How did the president respond to dismal news about jobs? By telling legislators to get to work on these initiatives.
President Obama confronted a stark reality this morning in the Rose Garden: The U.S. economy isn't growing.
The economy added only 18,000 jobs in the last month, with the national unemployment rate hovering at 9.2 percent, unchanged from June.
This carries obvious political implications for Obama and his reelection chances, but possibly also for the debt-ceiling negotiations happening in Washington. Obama and congressional leaders are eyeing a possible $4 trillion in deficit reduction over the next 12 years, including cuts to Social Security. Insofar as anyone is worried that Washington will hurt the economy by not raising the debt ceiling in time, today's bad news may add a sense of urgency to negotiations -- though more people (48 percent) are concerned that raising the debt ceiling would lead to more federal spending than are concerned (35 percent) that not raising the debt ceiling would hurt the economy, according to The Washington Post and the Pew Research Center.
How did Obama relate the dismal numbers to the country, in his brief 11 a.m. remarks from the Rose Garden?
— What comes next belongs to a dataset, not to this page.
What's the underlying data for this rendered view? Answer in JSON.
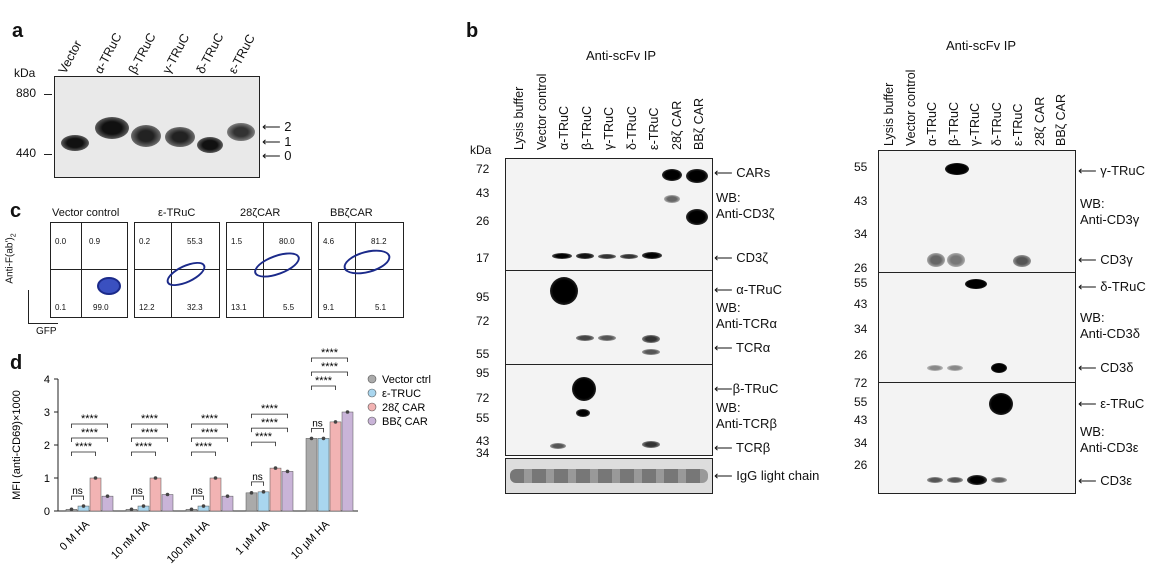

By saying, as he has before, that Congress could be doing more.
"There are bills and trade agreements before Congress right now that could get all these ideas moving," Obama said. "All of them have bipartisan support. All of them could pass immediately. And I urge Congress not to wait."
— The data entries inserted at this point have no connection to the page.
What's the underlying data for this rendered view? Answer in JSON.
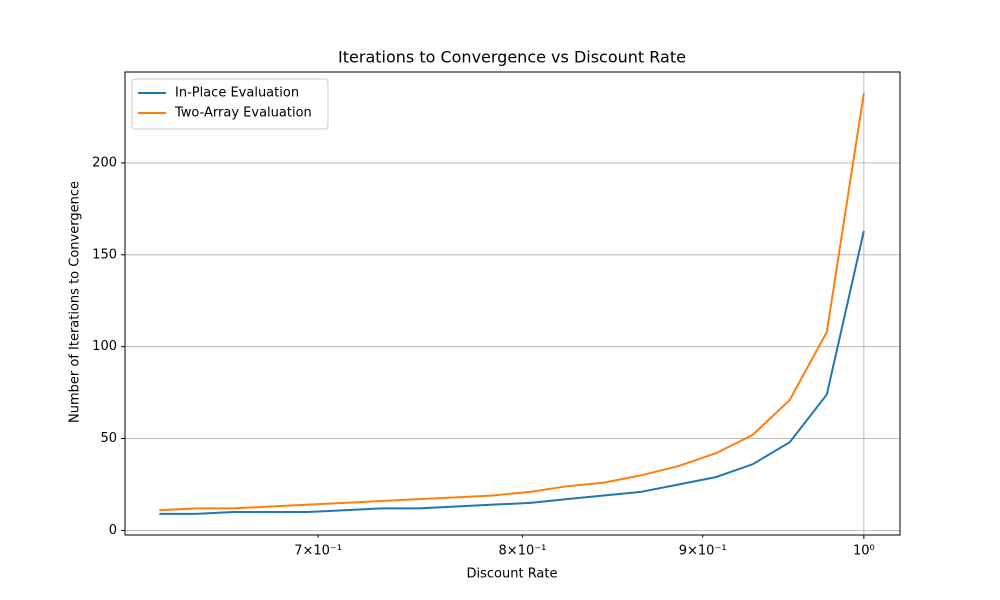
{
  "chart_data": {
    "type": "line",
    "title": "Iterations to Convergence vs Discount Rate",
    "xlabel": "Discount Rate",
    "ylabel": "Number of Iterations to Convergence",
    "xscale": "log",
    "x": [
      0.631,
      0.6463,
      0.6622,
      0.6784,
      0.6952,
      0.7122,
      0.7297,
      0.7477,
      0.766,
      0.7848,
      0.8041,
      0.8235,
      0.8438,
      0.8646,
      0.8859,
      0.9078,
      0.9299,
      0.9527,
      0.9761,
      1.0
    ],
    "series": [
      {
        "name": "In-Place Evaluation",
        "color": "#1f77b4",
        "values": [
          9,
          9,
          10,
          10,
          10,
          11,
          12,
          12,
          13,
          14,
          15,
          17,
          19,
          21,
          25,
          29,
          36,
          48,
          74,
          163
        ]
      },
      {
        "name": "Two-Array Evaluation",
        "color": "#ff7f0e",
        "values": [
          11,
          12,
          12,
          13,
          14,
          15,
          16,
          17,
          18,
          19,
          21,
          24,
          26,
          30,
          35,
          42,
          52,
          71,
          108,
          238
        ]
      }
    ],
    "xlim": [
      0.617,
      1.0239
    ],
    "xticks": [
      {
        "value": 1,
        "label": "10⁰"
      }
    ],
    "xminor_ticks": [
      {
        "value": 0.7,
        "label": "7×10⁻¹"
      },
      {
        "value": 0.8,
        "label": "8×10⁻¹"
      },
      {
        "value": 0.9,
        "label": "9×10⁻¹"
      }
    ],
    "ylim": [
      -2.5,
      249.5
    ],
    "yticks": [
      0,
      50,
      100,
      150,
      200
    ],
    "grid": true,
    "legend": "upper left"
  }
}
Here's what Obama suggested:
- Construction funding. Congress is considering two bills for highway and rail construction: Sen. Barbara Boxer's (D-Calif.) bill to spend $109 billion over two years and a House Republicans bill to spend significantly less, $230 over six years. "Right now there are over a million construction workers out of work after the housing boom went bust," Obama said. "We could put pack to work right now some of those construction workers."
- Patent reform. On June 23, the House passed a patent-reform bill authored by the chairmen of the House and Senate Judiciary Committees, Rep. Lamar Smith (R-Texas) and Sen. Patrick Leahy (D-Vt.). The Senate has yet to vote on the House's version. "Right now we could give our entrepreneurs the chance to let their job-creating ideas move to market faster by strengthening our patent process," Obama said. "That's pending before Congress right now. That should pass."
- Free-trade agreements. The White House has been pushing for congressional approval of free-trade deals with South Korea, Colombia, and Panama, all three of which were signed by president George W. Bush. Congressional Republicans have blocked the deals as Obama and Democrats have sought to include funding for Trade Adjustment Assistance (TAA) -- unemployment aid for workers who lost their jobs as a result of more imports. Congress can advance trade agreements that will help businesses sell more American-made goods and services to Asia and South America, supporting thousands of jobs here at home. That could be done right now," Obama said in the Rose Garden.
- Payroll tax cut. As part of his last-minute deal with Republicans to extend the Bush tax cuts in December, Obama signed a two-percent cut to Social Security payroll taxes, effective for one year. Today, he asked Congress to extend that for another year. "there are a lot of middle-class families who sure could use the security of knowing that the tax cut that I signed in December to help boost the economy and put a thousand dollars in the pockets of American families, that that's still going to be around next year. That's a change that we could make right now," Obama said.
It's not very likely that all these bills will pass in the near future, with Congress's annual August recess looming. Congressional leaders are focused on reaching a deal to raise the federal debt limit. They'll return to the White House for another meeting on Sunday night, but if a deal gets struck, that still would leave little time to hammer out differences on the bills Obama talked about, before lawmakers go home for a month.